Kevin Harris, Ph.D., shared a framework for creating a truly inclusive environment during the VCU School of Medicine’s second annual lecture on diversity, equity and inclusion.

When it comes to diversity, equity and inclusion (DEI), it all comes down to creating a sense of community and belonging, according to Kevin Harris, Ph.D., who delivered the VCU School of Medicine’s second annual DEI lecture on October 25.

During his presentation, Harris, who serves as the school’s inaugural senior associate dean for DEI, asked the more than 160 faculty, staff and students in virtual attendance to imagine what could be accomplished at a university, school and personal level if each individual’s inherent talent was “brought to the forefront and presented to the marketplace with an energy that's fueled by knowing that your work, your presence matters.”

“That's really the essence of what we're trying to get to,” Harris said. “How do we use strategies and tactics, our natural abilities, our capacities to actually create an environment where the expertise that we have is channeled through a sense of belonging?”

Since joining the School of Medicine in July 2020, Harris has worked with others across the health sciences campus, university and health system to build a DEI infrastructure and launch initiatives that are “responsive to our times” but also support “who we aspire and who we say [we want] to be.”

“We have learned and grown a great deal from our experiences with COVID-19, social unrest and everything else that has ensued over the last 18 months,” said Peter Buckley, M.D., dean of the VCU School of Medicine. “Like many changes, though, this is a journey, and we will inevitably stumble sometimes. But with the leadership of Dr. Harris, our Inclusion Council and many others within our community, we will pick ourselves up again as we inexorably progress toward our goal of ensuring our school is a place of dignity, professionalism, mutual respect and inclusivity.”

Harris provided several examples of what this collective work has accomplished during his presentation, including the establishment of the school’s first Inclusion Council, the launch of the school’s OUTlist – a university first, and a critical curriculum review taken through an “anti-bias, anti-racist, DEI lens.”

The curriculum review committee provided more than 100 recommendations to the Office of Medical Education that spanned both preclinical and clinical phases, according to Harris, the majority of which have already been implemented. Still, additional work remains.
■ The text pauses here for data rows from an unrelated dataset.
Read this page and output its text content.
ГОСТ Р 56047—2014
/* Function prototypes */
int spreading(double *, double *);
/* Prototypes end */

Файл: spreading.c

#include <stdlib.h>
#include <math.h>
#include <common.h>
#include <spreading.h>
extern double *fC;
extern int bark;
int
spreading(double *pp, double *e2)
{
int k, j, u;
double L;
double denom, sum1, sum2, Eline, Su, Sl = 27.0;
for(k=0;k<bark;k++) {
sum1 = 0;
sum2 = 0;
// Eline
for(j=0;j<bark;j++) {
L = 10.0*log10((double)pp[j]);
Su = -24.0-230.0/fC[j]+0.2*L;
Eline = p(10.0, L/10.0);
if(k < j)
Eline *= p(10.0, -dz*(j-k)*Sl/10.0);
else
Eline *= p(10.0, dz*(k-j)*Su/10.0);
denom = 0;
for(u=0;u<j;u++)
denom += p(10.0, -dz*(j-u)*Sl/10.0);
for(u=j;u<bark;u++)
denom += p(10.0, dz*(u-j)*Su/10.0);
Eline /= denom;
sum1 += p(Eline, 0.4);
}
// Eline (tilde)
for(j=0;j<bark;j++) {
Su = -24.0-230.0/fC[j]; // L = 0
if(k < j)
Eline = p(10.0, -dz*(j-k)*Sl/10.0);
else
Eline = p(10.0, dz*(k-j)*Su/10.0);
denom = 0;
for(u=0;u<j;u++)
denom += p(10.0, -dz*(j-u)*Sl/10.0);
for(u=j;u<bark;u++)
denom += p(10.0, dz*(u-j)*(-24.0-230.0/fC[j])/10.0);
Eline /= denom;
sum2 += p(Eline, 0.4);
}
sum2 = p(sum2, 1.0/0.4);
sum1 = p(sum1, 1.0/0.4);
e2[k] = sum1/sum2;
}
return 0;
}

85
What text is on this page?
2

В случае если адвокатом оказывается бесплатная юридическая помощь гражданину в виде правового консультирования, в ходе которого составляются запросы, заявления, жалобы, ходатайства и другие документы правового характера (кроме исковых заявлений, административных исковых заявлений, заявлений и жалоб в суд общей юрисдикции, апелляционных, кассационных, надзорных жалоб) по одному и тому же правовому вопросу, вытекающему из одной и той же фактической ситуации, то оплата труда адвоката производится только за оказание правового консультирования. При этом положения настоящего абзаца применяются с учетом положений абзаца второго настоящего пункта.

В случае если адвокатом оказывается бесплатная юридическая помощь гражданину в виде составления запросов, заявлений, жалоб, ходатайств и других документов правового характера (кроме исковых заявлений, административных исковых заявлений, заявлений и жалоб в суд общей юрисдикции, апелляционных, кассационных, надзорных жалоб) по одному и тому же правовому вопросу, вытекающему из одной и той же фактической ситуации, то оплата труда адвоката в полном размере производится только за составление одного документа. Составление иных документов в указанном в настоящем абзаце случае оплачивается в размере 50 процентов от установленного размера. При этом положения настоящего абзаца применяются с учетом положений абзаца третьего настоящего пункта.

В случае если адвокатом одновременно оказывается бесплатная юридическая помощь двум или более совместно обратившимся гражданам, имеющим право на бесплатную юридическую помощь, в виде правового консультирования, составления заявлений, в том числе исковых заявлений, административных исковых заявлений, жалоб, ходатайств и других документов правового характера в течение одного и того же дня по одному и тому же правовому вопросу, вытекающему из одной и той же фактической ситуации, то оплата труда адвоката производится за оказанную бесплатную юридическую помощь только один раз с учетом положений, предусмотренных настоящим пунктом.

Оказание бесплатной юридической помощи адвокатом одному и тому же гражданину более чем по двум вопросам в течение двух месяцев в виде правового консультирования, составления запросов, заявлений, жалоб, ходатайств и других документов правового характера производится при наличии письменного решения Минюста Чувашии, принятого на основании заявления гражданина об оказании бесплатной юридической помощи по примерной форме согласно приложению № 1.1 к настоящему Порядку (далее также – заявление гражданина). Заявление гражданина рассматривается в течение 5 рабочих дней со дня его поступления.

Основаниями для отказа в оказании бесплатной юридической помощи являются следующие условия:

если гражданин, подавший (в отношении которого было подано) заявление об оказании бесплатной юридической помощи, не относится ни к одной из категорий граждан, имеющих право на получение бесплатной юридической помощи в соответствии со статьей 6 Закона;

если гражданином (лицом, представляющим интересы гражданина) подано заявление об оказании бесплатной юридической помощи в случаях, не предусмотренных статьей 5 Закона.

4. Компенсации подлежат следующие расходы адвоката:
Harris shared the comments of a second-year medical student as illustrative of what lies ahead: “We have to make sure that the point of the curriculum review is not just to root out problems in the curriculum or check off the boxes but to actively figure out how we make our curriculum inclusive.”

Harris closed by echoing remarks from Dr. Geoff Young, who delivered the school’s inaugural DEI lecture in 2020, regarding the individual work that is required of all of us “to explore and acknowledge our biases, both conscious and unconscious.”

“We have an opportunity towards building a real, a truly anti-racist School of Medicine,” Harris said. “If we can do it right, if we can do it as a collective, it's gonna propel us and sustain us moving forward toward achieving excellence in our delivery of medical care and the production of medical professionals … My true hope is that … we really begin to see each of us as vital, important components to driving our excellence. I really want us to begin to see ourselves in this work.”